This is a vampire film, but it’s probably not a good idea to check it out for that reason alone, as the vampire material takes up relatively little screen time, it’s probably some of the weakest material in the film, it’s relatively passionless, bloodless and free of violence, and it often verges on the ridiculous, partially due to Phillip Sheer’s “Halloween kit”-styled make-up, which is surprising, given that Sheer did the make-up for I Was a Teenage Werewolf, I Was a Teenage Frankenstein and How to Make a Monster, which are all far more impressive.

But this Herbert L. Stock vehicle (Stock also directed I Was a Teenage Frankenstein and How to Make a Monster) isn’t at all a bad film. It’s better to think of it as a fairly twisted girls school tale. As an amusingly and darkly caricatured study of interpersonal and social dynamics, the unfortunately titled Blood of Dracula is almost a hidden gem.

Nancy Perkins’ (Sandra Harrison) mom has just passed away, and a mere six weeks later her father has remarried presumably a younger wife, and they’re sending Nancy off to a boarding school to get rid of her for a while. Understandably, Nancy isn’t too happy with this, but more than that, while the family is driving to the boarding school during the opening scene, Nancy grabs the wheel and tries to send the whole family plummeting to their deaths off the side of a cliff. She’s a passive-aggressive on megadoses of steroids.

While she’s at the school, she learns the hard way of the gang mentality of her fellow students. There are also unusual relationships with teachers and administrators, including some fairly-heavy-for-1957 lesbianism subtexts. Another element that’s a bit unusual for 1957 is the fact that the entire girl “gang” of Nancy’s dorm is taking turns dating the school groundskeeper/maintenance-man, with one of them even secretly engaged to him, and okay with him sleeping around, as long as he cuts his dates short to make it back to her.

The chemistry teacher, Miss Branding (Louise Lewis), who is the pivot of much of the lesbianism subtext, is an amusingly absurdly twisted megalomaniac–there are some wonderful “did she actually say that?” speeches–and something like a witch; she’s the fuel for the vampirism that occurs.
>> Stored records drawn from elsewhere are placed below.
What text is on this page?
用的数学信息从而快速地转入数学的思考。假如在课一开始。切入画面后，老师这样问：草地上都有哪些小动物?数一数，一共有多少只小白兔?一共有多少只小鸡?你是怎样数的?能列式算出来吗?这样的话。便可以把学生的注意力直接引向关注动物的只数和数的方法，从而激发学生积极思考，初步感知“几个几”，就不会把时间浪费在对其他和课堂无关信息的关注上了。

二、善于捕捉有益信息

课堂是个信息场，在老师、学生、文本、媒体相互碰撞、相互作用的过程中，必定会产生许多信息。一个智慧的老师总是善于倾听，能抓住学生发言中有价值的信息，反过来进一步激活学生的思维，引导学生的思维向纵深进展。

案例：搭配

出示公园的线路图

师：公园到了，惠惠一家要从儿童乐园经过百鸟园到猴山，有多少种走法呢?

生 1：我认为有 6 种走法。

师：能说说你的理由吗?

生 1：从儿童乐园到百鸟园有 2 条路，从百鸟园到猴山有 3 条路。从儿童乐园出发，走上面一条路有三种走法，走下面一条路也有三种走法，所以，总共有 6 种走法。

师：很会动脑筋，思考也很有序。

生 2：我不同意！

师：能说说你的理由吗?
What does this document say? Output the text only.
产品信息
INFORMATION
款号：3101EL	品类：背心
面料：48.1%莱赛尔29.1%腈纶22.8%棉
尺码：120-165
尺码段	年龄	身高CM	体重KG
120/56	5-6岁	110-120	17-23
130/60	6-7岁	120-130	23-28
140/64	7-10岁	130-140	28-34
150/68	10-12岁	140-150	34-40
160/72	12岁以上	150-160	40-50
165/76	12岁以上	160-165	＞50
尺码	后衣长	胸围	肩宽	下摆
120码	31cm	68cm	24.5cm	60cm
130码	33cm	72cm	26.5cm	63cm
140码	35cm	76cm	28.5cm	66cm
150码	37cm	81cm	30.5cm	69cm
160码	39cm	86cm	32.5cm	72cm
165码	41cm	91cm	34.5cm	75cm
Even more interesting and very subtle and surprising, the headmistress of the school seems to be aware of most of these facts at the end of the film.

This is unashamedly a B movie from the 1950s, and there’s even an obligatory party scene with a character singing a swingin’ song called “Puppy Love”. If you watch it expecting that and not expecting intense vampire material (although Stock does give us a couple Lugosi-styled googly-eyes shots, if you think that’s intense), you should find enough to enjoy here.